Project lead: Professor Fleur Loveridge

Project objectives

  • To understand the impact of different fracture flow characteristics on the heat transfer processes within and around closed loop borehole heat exchangers
  • To recommend the best borehole designs to exploit groundwater flow through fractures
  • To assess the implications of aquifer heterogeneity on downstream thermal plume developments

Summary of the project

Geothermal Energy Potential of Closed Loop Borehole Heat Exchangers in Heterogeneous Aquifers

Closed loop ground heat exchangers are typically boreholes constructed to between fifty and several hundred metres depth and installed with plastic heat transfer pipes to allow connection to ground source heat pumps or district heating systems.

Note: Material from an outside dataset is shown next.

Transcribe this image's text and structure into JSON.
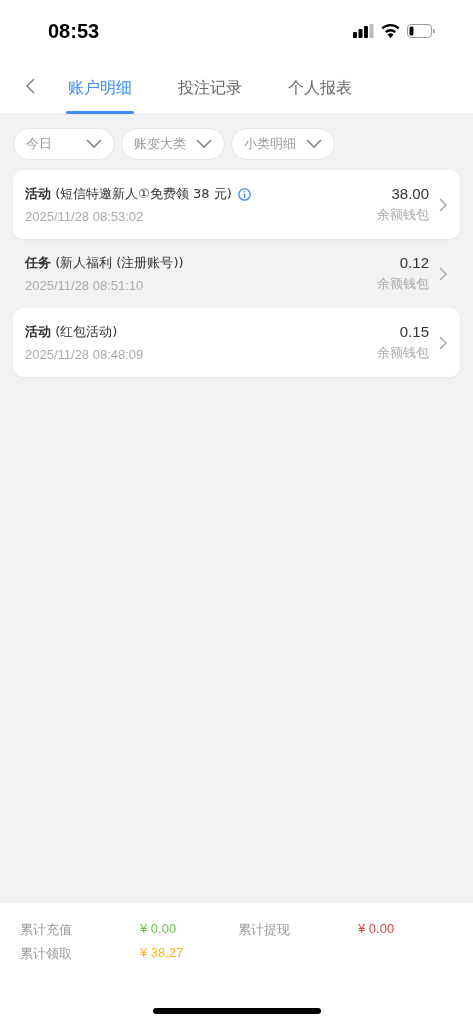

They are likely to be the work horse of much of shallow geothermal energy exploitation in the UK. Currently these ground heat exchangers are typically backfilled with grout and function purely through diffusive processes in the ground. However, in many formations present beneath UK urban centres (e.g. Chalk, Sherwood Sandstone) groundwater may be present and regional or local hydraulic gradients will cause additional advective heat transfer. This process is rarely taken account of in closed loop ground heat exchanger design, although construction sometimes tries to encourage the beneficial effects of groundwater by backfilling with coarse gravel. In other parts of the world with more competent geology, holes maybe left open to encourage thermally induced water movement as well. Furthermore, other alternative ground heat exchanger designs like co-axial systems are also being increasingly adopted in the UK.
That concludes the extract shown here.